We have recently seen the release of a stunning allegation of patent infringement by a big pharma company. See further background courtesy of Yale law prof Amy Kapczynski here. (Even more here.) Unusually in this case, the patent holder is the US Department of Health and Human Services.
The government often licenses patents to industry (and holds quite a few of them), but no deal is in place with Gilead Sciences, maker of Truvada, an HIV drug. The medication is priced at up to $2,000 for a one-month supply, though the cost is reportedly much less than that, and the company notes that only approximately 20% of the patients who could benefit from it are receiving it now (up from 10% a couple years back). State Medicaid programs note that if they had access to the medication at lower prices, they could provide it to many more patients who need it.

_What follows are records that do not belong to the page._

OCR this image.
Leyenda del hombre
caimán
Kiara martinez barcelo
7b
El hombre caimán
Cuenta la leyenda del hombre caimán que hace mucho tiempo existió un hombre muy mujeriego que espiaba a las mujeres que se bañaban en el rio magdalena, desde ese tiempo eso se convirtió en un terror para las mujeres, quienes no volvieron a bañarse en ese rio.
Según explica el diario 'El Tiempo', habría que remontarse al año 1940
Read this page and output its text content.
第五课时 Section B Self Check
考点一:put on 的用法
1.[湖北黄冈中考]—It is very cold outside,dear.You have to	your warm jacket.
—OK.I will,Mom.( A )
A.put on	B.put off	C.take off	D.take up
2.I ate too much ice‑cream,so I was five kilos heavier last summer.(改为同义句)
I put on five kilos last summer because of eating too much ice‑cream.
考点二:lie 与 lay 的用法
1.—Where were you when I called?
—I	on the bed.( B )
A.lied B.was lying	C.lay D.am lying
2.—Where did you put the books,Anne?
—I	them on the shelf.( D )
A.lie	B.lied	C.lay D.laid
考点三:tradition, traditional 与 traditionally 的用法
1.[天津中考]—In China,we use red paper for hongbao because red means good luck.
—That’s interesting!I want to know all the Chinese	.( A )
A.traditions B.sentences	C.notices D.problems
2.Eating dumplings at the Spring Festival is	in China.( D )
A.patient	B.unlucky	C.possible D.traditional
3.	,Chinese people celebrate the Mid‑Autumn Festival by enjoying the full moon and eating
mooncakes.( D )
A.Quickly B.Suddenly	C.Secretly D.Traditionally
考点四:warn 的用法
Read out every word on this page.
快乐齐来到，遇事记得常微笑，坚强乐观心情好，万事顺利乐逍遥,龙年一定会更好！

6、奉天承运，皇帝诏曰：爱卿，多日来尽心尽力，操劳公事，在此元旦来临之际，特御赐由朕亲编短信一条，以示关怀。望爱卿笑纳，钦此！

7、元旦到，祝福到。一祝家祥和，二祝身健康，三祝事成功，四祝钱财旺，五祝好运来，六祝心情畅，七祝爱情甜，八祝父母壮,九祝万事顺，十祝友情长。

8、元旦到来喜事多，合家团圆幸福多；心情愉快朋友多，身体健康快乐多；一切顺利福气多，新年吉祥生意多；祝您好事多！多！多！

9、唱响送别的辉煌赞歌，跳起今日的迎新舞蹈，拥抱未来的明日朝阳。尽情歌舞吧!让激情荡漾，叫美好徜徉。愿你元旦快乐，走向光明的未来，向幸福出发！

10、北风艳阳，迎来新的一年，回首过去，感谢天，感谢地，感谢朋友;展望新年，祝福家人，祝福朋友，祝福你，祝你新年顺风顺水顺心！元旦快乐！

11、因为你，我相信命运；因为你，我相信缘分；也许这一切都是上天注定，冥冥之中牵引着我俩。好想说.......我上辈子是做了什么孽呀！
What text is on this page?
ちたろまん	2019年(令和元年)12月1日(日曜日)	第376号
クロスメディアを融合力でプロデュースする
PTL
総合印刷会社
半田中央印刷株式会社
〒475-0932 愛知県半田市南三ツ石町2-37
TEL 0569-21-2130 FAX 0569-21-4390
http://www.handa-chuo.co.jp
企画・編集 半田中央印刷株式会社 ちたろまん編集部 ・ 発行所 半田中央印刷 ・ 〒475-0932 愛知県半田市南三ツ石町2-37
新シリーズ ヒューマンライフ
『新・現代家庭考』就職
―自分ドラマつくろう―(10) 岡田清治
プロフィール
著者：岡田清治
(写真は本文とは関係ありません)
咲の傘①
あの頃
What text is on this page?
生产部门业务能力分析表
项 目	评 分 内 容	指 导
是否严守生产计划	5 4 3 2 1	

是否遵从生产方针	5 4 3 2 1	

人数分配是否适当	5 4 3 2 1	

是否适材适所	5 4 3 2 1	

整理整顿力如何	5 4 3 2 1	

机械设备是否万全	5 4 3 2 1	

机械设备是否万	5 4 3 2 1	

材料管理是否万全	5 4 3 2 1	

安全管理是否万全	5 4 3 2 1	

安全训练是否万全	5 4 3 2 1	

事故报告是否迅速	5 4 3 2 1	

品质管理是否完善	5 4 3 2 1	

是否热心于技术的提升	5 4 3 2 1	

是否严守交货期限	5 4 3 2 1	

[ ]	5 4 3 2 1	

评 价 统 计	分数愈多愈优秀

The president called for eradicating HIV in the US by 2030 in his State of the Union address, but the current administration “has a mixed record” on this front (“including proposing changes to Medicare that would hit HIV-positive seniors especially hard, and firing all members of the Presidential Advisory Council on HIV/AIDS in 2018”).
Gilead and the federales are reportedly in discussions on a licensing deal but no details are public. (The government, unlike other patent holders, generally avoids enforcement litigation.)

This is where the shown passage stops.